Time to Rethink Government in South Carolina
By Paul Gable
The vote last week by the state Budget and Control Board to slightly increase out of pocket contributions for health insurance premiums of local and state public agency employees has raised interesting questions about government in South Carolina.
The General Assembly included $20.5 million in the FY 2013 state budget to pay for health insurance premium increases for the 234,363 state and local public agency employees covered by the state health insurance plan.
The B&CB voted to have the employees covered by the plan participate in the premium increases to the tune of a $7.25 per month. Now some state legislators are crying foul on the B&CB saying the agency acted illegally.
Comptroller General Richard Eckstrom said, during board debate before the vote, the modest premium increase for employees was a question of fairness.
Sen. Hugh Leatherman, chairman of the Senate Finance Committee, responded with the most telling quote in the debate, “It’s too late for fairness, the General Assembly has spoken,” said Leatherman.
Leatherman’s quote not only perfectly describes the health insurance premium increase problem in particular, but also the overall problem with government in the state in general – ‘It’s too late for fairness, the General Assembly has spoken.’
The 1895 S.C. Constitution, a reaction to the problems of Reconstruction, vested much too much power in legislative branch of state government. In terms of actual influence over the day to day operations of state government, Leatherman wields more power in Columbia, as Senate Finance Committee chairman, than the three board members who voted for the increase, Eckstrom, Gov. Nikki Haley and Treasurer Curtis Loftis, all statewide elected officials.

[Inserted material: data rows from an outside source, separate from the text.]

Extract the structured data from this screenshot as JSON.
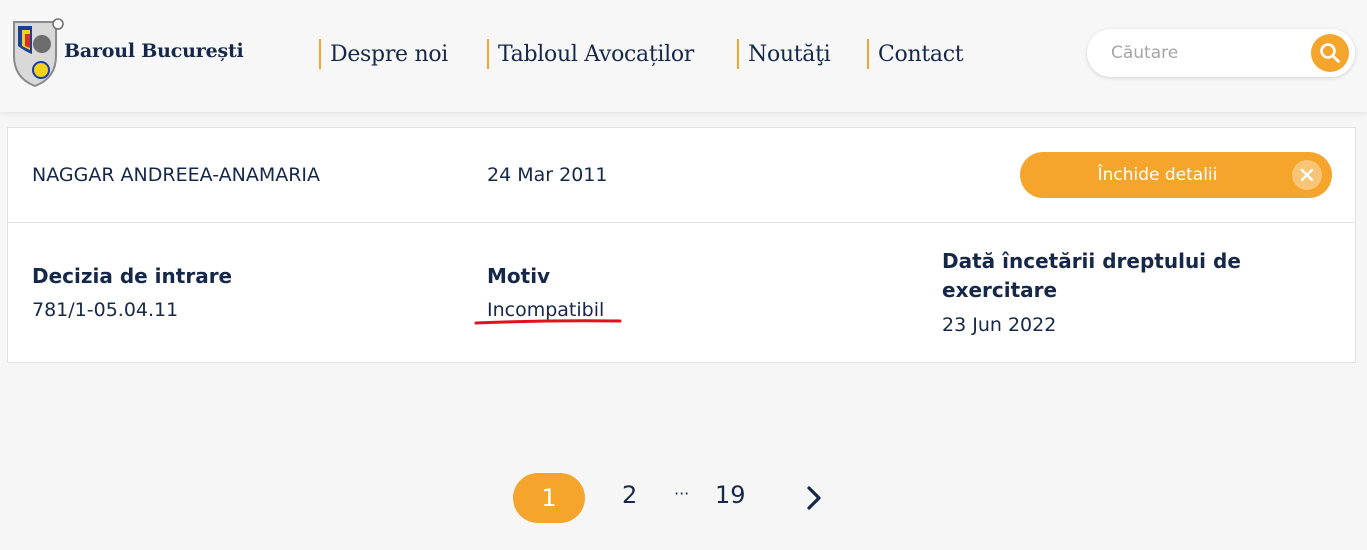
{
  "header": {
    "brand": "Baroul București",
    "nav": [
      "Despre noi",
      "Tabloul Avocaților",
      "Noutăţi",
      "Contact"
    ],
    "search": {
      "placeholder": "Căutare"
    },
    "colors": {
      "accent": "#f5a52c",
      "text": "#16284a"
    }
  },
  "record": {
    "name": "NAGGAR ANDREEA-ANAMARIA",
    "date": "24 Mar 2011",
    "close_label": "Închide detalii",
    "details": [
      {
        "label": "Decizia de intrare",
        "value": "781/1-05.04.11"
      },
      {
        "label": "Motiv",
        "value": "Incompatibil"
      },
      {
        "label": "Dată încetării dreptului de exercitare",
        "value": "23 Jun 2022"
      }
    ]
  },
  "pagination": {
    "current": "1",
    "pages": [
      "2",
      "19"
    ],
    "ellipsis": "···"
  },
  "icons": [
    "bar-crest-logo-icon",
    "search-icon",
    "close-icon",
    "chevron-right-icon"
  ]
}
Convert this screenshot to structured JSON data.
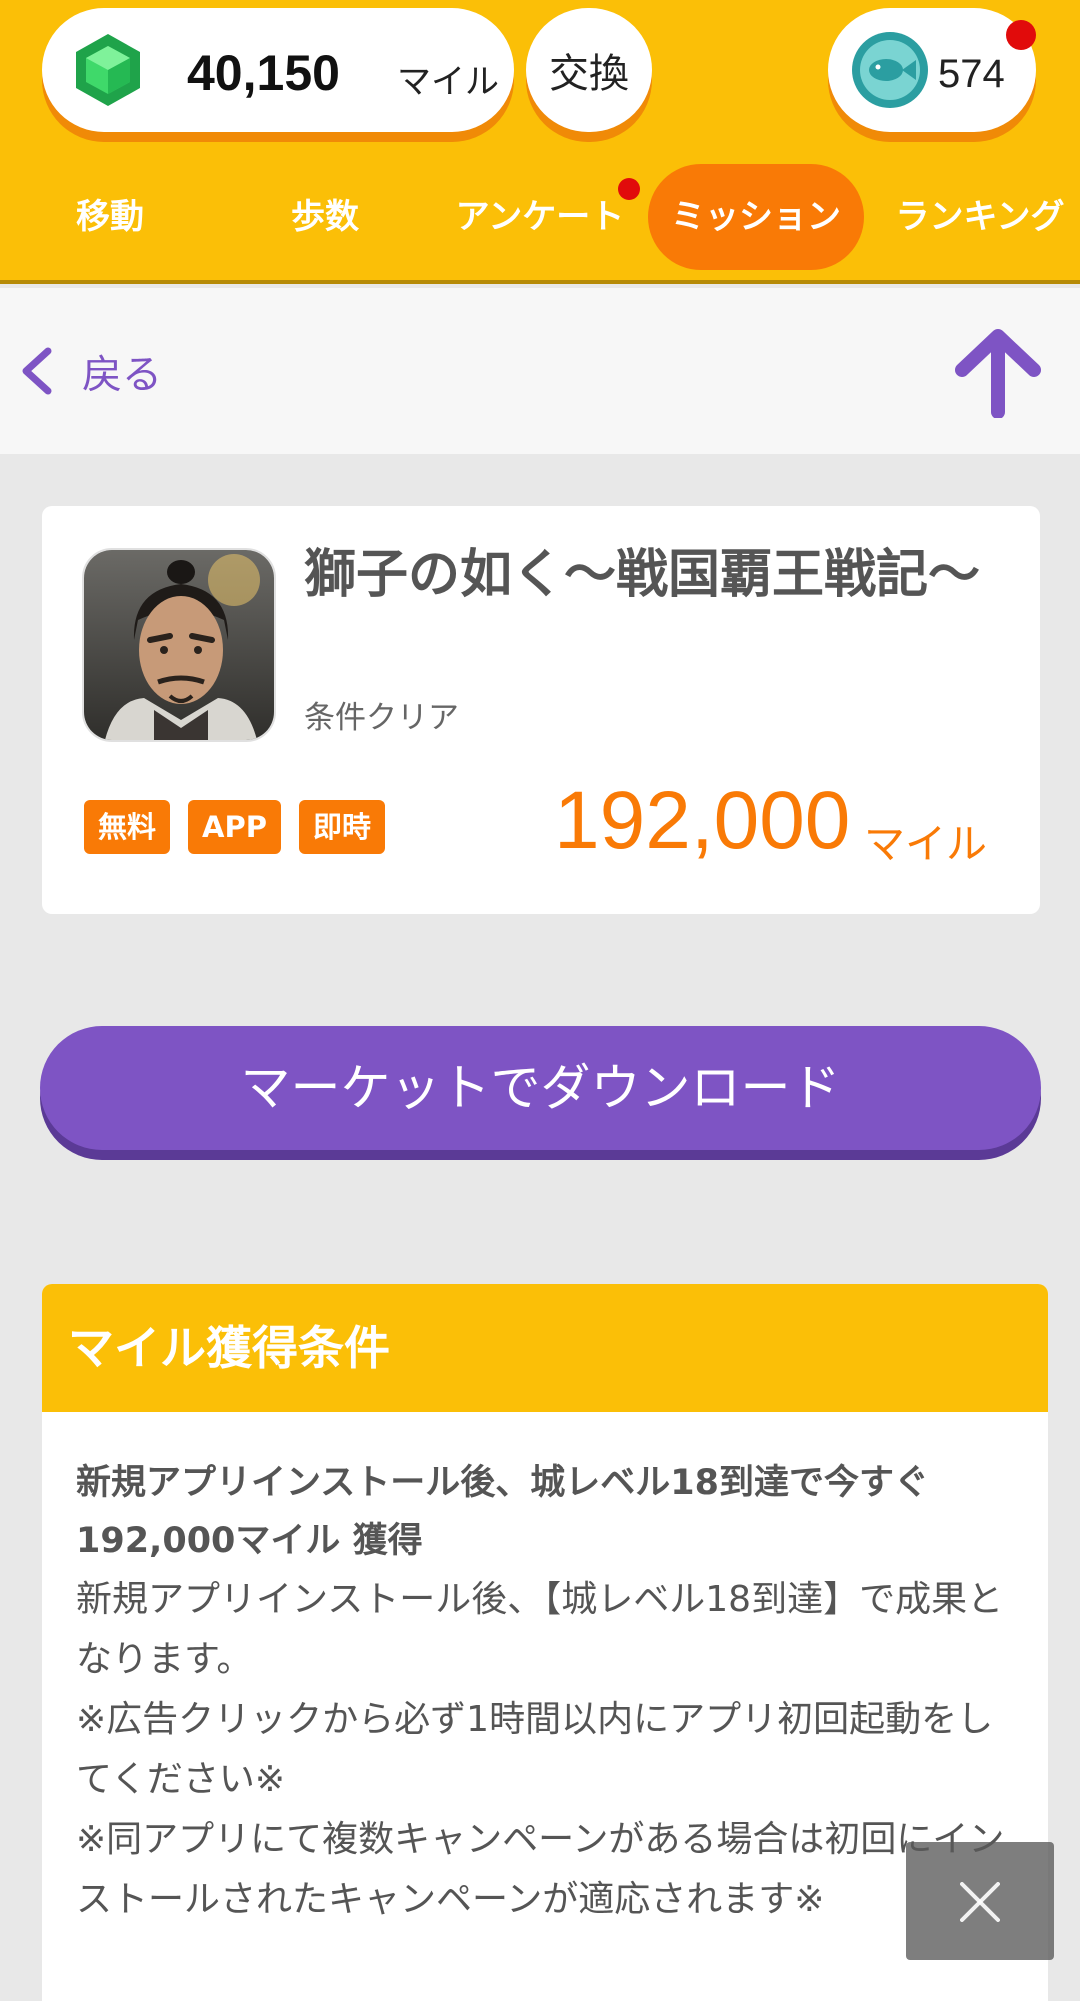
{
  "header": {
    "miles_value": "40,150",
    "miles_unit": "マイル",
    "exchange_label": "交換",
    "fish_count": "574"
  },
  "tabs": [
    {
      "label": "移動"
    },
    {
      "label": "歩数"
    },
    {
      "label": "アンケート"
    },
    {
      "label": "ミッション",
      "active": true
    },
    {
      "label": "ランキング"
    }
  ],
  "nav": {
    "back_label": "戻る"
  },
  "card": {
    "title": "獅子の如く～戦国覇王戦記～",
    "subtitle": "条件クリア",
    "badges": [
      "無料",
      "APP",
      "即時"
    ],
    "reward_value": "192,000",
    "reward_unit": "マイル"
  },
  "download_button": "マーケットでダウンロード",
  "conditions": {
    "heading": "マイル獲得条件",
    "bold_line": "新規アプリインストール後、城レベル18到達で今すぐ 192,000マイル 獲得",
    "text": "新規アプリインストール後、【城レベル18到達】で成果となります。\n※広告クリックから必ず1時間以内にアプリ初回起動をしてください※\n※同アプリにて複数キャンペーンがある場合は初回にインストールされたキャンペーンが適応されます※"
  },
  "colors": {
    "header_yellow": "#fbbf07",
    "accent_orange": "#f97a06",
    "accent_purple": "#7e54c4"
  },
  "icons": {
    "miles": "green-gem-icon",
    "fish": "fish-coin-icon",
    "back": "chevron-left-icon",
    "top": "arrow-up-icon",
    "close": "close-icon"
  }
}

Will a $7.25 per month increase in health insurance premiums for government and other state and local agency employees bring a showdown in Columbia? Probably not.
But, it does demonstrate major problems in the way the state is run. Why are over 234,000 people covered by a state government administered health insurance plan, one whose costs are paid mainly by taxes on the general public?

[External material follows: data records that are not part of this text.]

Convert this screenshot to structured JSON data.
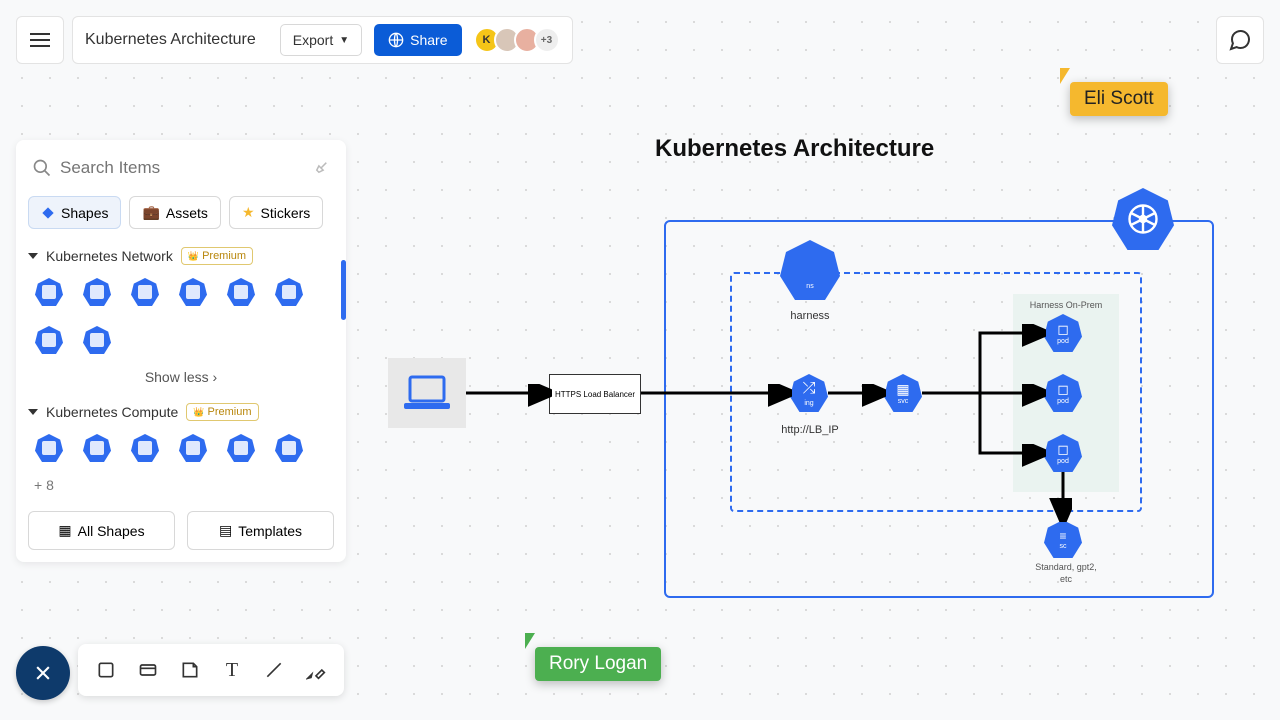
{
  "docTitle": "Kubernetes Architecture",
  "export": "Export",
  "share": "Share",
  "avatarK": "K",
  "avatarPlus": "+3",
  "searchPlaceholder": "Search Items",
  "tabs": {
    "shapes": "Shapes",
    "assets": "Assets",
    "stickers": "Stickers"
  },
  "sections": {
    "network": "Kubernetes Network",
    "compute": "Kubernetes Compute"
  },
  "premium": "Premium",
  "showLess": "Show less  ›",
  "moreCount": "+ 8",
  "allShapes": "All Shapes",
  "templates": "Templates",
  "diagramTitle": "Kubernetes Architecture",
  "cursors": {
    "eli": "Eli Scott",
    "rory": "Rory Logan"
  },
  "diagram": {
    "lb": "HTTPS Load Balancer",
    "ns": "ns",
    "nsLabel": "harness",
    "ing": "ing",
    "ingLabel": "http://LB_IP",
    "svc": "svc",
    "pod": "pod",
    "onprem": "Harness On-Prem",
    "sc": "sc",
    "scLabel": "Standard, gpt2, etc"
  }
}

Why, in a state where 30 percent of the working population has no health insurance, do those workers covered by the state plan react so strongly when asked to pay an additional $87 per year for their health insurance?
Why do so many of the employees covered by the state plan work for quasi-governmental state and local agencies who have little to no oversight by elected officials?
I keep hearing what a solid, conservative state South Carolina is while I keep watching big spending, out of control big government operating at the state and local level all on the backs of taxpaying citizens.
It’s past time for a general government overhaul in South Carolina, one that brings governmental scope and spending under control, out in the open and subject to periodic review by the voters of the state.